TEMPO.CO, Jakarta - Indonesia menjadi pasien International Monetary Fund atau IMF, tapi keluar pada masa akhir kepemimpinan Soekarno. Sejak Februari 1967, Indonesia bergabung kembali menjadi anggota IMF yang ditindaklanjuti oleh IMF dengan menempatkan beberapa perwakilannya dari luar negeri sebagai konsultan di pos-pos strategis bidang ekonomi seperti Departemen Keuangan dan Bank Indonesia.
Jurnal Ekonomi Politik Neoliberalisme International Monetary Fund: Studi Kasus Indonesia 1997-1998 oleh ojs.umra.ac.id menyatakan IMF selalu terlibat dalam kebijakan Orde Baru yang banyak membutuhkan modal dari luar negeri. Keterlibatannya menjadi konsultan keuangan pemerintah sejak awal rezim Soeharto memerintah pada 1967.
Saat krisis moneter 1998 pun, peran IMF sangat besar. Dikutip dari publikasi Krisis Moneter Indonesia: Sebab, Dampak, Peran IMF, dan Saran dari bmeb-bi.org, krisis yang dialami Indonesia terjadi karena terdapat ketidakseimbangan antara kebutuhan valuta asing dalam jangka pendek dengan jumlah devisa yang tersedia. Akibatnya, nilai dolar AS melambung dan tidak terbendung.

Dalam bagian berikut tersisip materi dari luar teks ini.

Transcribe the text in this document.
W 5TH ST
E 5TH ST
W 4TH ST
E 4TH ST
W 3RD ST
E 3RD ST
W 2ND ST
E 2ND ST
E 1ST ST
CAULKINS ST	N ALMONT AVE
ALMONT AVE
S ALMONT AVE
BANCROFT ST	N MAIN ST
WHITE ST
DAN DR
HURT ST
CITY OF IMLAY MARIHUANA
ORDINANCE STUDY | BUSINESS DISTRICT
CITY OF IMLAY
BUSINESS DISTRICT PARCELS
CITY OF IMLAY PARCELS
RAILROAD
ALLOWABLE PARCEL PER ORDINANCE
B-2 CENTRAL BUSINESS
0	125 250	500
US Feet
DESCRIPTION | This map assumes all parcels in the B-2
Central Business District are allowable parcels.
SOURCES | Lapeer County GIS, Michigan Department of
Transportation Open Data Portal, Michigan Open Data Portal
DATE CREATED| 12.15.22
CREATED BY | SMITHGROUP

Menurut IMF tindakan yang harus segera didahulukan untuk mengatasi krisis moneter 1998 adalah memecahkan masalah utang swasta luar negeri, membenahi kinerja perbankan nasional. IMF juga berusaha mengembalikan kepercayaan masyarakat dalam dan luar negeri terhadap kemampuan ekonomi Indonesia, menstabilkan nilai tukar rupiah pada tingkat yang nyata, dan mengembalikan stabilitas sosial dan politik.
Strategi pemulihan IMF adalah mengembalikan kepercayaan pada mata uang yaitu dengan membuat mata uang rupiah menjadi menarik. Inti setiap program pemulihan ekonomi adalah restrukturisasi sektor finansial.